Charles Lecoq born June 3, 1832 in Paris. He received his musical education at the Paris Conservatory, where he studied with prominent musicians – Bazin, Benois and Fromental Halévy. While still at the conservatory, he first turned to the genre of operetta: in 1856 he took part in the competition announced by Offenbach for the one-act operetta Doctor Miracle. His work shares the first prize with the opus of the same name by Georges Bizet, then also a student at the conservatory. But unlike Bizet, Lecoq decides to devote himself entirely to operetta. One after another, he creates “Behind Closed Doors” (1859), “Kiss at the Door”, “Lilian and Valentine” (both – 1864), “Ondine from Champagne” (1866), “Forget-Me-Not” (1866), “Rampono’s Tavern » (1867).
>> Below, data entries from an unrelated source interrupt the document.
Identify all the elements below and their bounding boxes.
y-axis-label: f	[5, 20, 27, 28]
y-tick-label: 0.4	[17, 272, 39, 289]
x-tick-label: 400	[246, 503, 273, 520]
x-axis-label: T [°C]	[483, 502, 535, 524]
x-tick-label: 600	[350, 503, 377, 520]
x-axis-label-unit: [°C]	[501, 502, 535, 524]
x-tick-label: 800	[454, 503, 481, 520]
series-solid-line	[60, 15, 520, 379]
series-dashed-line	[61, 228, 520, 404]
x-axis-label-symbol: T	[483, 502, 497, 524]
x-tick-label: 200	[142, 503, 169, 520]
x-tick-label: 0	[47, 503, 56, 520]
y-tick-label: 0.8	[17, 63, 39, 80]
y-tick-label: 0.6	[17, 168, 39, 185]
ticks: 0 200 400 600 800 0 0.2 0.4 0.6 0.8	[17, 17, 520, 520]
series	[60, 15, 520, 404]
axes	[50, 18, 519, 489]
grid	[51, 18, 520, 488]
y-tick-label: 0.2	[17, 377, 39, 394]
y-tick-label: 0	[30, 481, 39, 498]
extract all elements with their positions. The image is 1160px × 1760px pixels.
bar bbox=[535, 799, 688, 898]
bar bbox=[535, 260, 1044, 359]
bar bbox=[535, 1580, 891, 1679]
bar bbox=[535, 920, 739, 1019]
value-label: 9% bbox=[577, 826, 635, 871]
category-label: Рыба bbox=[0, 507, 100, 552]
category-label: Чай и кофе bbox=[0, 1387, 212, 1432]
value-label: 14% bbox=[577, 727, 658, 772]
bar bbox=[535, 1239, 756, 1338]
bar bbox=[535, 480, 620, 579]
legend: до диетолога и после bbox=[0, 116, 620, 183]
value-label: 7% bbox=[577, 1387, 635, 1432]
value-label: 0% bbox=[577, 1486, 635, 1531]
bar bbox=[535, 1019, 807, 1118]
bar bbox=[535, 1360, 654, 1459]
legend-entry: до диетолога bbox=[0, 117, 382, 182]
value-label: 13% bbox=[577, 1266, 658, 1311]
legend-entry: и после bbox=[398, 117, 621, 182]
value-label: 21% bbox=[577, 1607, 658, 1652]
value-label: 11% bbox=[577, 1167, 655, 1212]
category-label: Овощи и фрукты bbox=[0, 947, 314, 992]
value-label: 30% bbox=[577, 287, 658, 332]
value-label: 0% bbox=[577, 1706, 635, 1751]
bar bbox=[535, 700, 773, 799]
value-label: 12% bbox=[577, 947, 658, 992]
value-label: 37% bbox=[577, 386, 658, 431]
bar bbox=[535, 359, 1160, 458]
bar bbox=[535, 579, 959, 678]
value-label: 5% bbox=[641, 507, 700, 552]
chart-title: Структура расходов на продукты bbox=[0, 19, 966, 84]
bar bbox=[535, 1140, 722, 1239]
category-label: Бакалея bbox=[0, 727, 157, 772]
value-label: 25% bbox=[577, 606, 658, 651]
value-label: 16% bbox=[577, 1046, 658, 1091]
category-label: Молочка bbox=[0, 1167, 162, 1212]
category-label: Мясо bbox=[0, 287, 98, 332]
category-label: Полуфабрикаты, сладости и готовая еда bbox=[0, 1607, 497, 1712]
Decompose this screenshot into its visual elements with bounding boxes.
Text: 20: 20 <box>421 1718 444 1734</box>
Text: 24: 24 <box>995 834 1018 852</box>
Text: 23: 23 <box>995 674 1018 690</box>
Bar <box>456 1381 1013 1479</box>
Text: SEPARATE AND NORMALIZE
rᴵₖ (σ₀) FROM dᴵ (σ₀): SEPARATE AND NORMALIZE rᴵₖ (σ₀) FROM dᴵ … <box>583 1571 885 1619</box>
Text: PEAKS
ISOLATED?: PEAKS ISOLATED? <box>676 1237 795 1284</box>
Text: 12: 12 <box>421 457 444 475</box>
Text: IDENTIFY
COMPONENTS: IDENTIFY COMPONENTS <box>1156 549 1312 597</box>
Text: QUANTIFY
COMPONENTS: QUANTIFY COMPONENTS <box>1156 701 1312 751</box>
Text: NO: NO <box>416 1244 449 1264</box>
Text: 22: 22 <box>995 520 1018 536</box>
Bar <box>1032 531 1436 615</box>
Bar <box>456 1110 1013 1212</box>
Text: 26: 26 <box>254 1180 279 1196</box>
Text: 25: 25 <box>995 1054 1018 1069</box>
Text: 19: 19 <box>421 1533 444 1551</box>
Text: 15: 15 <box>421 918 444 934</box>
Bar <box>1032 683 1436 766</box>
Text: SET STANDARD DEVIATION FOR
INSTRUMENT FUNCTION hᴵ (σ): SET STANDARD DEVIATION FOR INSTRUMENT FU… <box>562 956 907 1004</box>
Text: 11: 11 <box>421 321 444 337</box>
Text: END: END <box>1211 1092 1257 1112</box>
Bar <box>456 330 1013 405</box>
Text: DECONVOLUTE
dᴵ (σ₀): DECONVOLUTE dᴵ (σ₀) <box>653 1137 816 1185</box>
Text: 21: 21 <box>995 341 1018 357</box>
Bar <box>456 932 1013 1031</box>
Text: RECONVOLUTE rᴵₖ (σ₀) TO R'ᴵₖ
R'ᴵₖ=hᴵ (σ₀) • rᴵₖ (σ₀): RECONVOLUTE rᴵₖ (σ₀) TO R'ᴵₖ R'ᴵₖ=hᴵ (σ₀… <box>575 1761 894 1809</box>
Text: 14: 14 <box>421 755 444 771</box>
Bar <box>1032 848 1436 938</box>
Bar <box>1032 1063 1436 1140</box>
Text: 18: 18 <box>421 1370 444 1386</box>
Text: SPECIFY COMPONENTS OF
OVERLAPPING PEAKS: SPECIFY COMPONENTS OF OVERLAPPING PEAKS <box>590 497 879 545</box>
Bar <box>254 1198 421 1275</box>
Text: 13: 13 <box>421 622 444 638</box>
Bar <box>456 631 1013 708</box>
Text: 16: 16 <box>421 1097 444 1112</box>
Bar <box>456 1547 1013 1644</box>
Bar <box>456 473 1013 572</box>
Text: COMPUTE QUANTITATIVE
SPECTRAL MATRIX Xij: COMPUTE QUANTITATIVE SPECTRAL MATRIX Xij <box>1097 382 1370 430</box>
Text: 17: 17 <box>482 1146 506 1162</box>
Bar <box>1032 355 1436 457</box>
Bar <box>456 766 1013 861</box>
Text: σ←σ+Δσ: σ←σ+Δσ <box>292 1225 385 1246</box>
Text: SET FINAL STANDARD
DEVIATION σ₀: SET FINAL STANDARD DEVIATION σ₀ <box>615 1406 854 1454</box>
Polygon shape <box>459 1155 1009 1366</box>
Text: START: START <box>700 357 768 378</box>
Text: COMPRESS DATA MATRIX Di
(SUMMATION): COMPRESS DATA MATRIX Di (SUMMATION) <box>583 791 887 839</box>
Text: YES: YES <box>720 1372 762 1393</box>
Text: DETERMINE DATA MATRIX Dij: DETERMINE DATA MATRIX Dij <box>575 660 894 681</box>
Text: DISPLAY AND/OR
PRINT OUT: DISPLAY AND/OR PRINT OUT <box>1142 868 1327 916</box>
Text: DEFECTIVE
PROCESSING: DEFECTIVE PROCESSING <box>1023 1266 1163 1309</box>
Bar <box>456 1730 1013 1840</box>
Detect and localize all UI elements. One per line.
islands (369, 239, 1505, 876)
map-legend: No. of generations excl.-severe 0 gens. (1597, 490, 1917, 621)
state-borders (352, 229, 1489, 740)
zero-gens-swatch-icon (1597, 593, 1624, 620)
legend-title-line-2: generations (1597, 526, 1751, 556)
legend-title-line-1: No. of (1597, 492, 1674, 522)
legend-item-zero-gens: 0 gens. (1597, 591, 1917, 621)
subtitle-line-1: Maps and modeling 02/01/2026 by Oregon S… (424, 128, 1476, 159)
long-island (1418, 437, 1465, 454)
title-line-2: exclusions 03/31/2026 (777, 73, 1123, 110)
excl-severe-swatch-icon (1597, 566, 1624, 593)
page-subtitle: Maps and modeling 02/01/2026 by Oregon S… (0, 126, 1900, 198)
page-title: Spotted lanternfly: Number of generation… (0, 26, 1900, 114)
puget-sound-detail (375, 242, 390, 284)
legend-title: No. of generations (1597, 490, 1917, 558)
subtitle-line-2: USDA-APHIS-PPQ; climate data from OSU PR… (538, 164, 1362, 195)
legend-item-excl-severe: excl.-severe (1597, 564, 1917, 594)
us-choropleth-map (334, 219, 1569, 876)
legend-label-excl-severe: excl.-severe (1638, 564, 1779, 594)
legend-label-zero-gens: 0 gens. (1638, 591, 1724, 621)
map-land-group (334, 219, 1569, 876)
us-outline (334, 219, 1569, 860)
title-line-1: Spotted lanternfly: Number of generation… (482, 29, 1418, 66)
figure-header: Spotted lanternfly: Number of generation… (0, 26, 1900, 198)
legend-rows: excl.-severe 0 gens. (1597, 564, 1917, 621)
The first success came to the composer in 1868 with the three-act operetta The Tea Flower, and in 1873, when the premiere of the operetta Madame Ango’s Daughter took place in Brussels, Lecoq won world fame. Madame Ango’s Daughter (1872) became a truly national event in France. The heroine of the operetta Clerette Ango, the bearer of a healthy national beginning, the poet Ange Pithou, singing songs about freedom, impressed the French of the Third Republic.
Lecoq’s next operetta, Girofle-Girofle (1874), which, by coincidence, also premiered in Brussels, finally consolidated the composer’s dominant position in this genre.
The Green Island, or One Hundred Maidens and the two subsequent operettas proved to be the biggest phenomena in theatrical life, which supplanted the works of Offenbach and changed the very path along which the French operetta developed. “The Duchess of Herolstein and La Belle Helena have ten times more talent and wit than The Daughter of Ango, but The Daughter of Ango will be a pleasure to watch even when the production of the former is not possible, because The Daughter of Ango – the legitimate daughter of the old French comic opera, the first ones are the illegitimate children of the false genre, ”wrote one of the critics in 1875.
Blinded by an unexpected and brilliant success, glorified as the creator of the national genre, Lecoq creates more and more operettas, mostly unsuccessful, with features of craftsmanship and stamp. However, the best of them still delight with melodic freshness, cheerfulness, captivating lyrics. These most successful operettas include the following: “The Little Bride” (1875), “Pigtails” (1877), “The Little Duke” and “Camargo” (both – 1878), “Hand and Heart” (1882), “Princess of the Canary islands” (1883), “Ali Baba” (1887).
New works by Lecoq appear until 1910. During the last years of his life, he was ill, semi-paralyzed, bedridden. The composer died, having survived his fame for a long time, in Paris on October 24, 1918. In addition to numerous operettas, his legacy includes the ballets Bluebeard (1898), The Swan (1899), pieces for orchestra, small piano works, romances, choruses.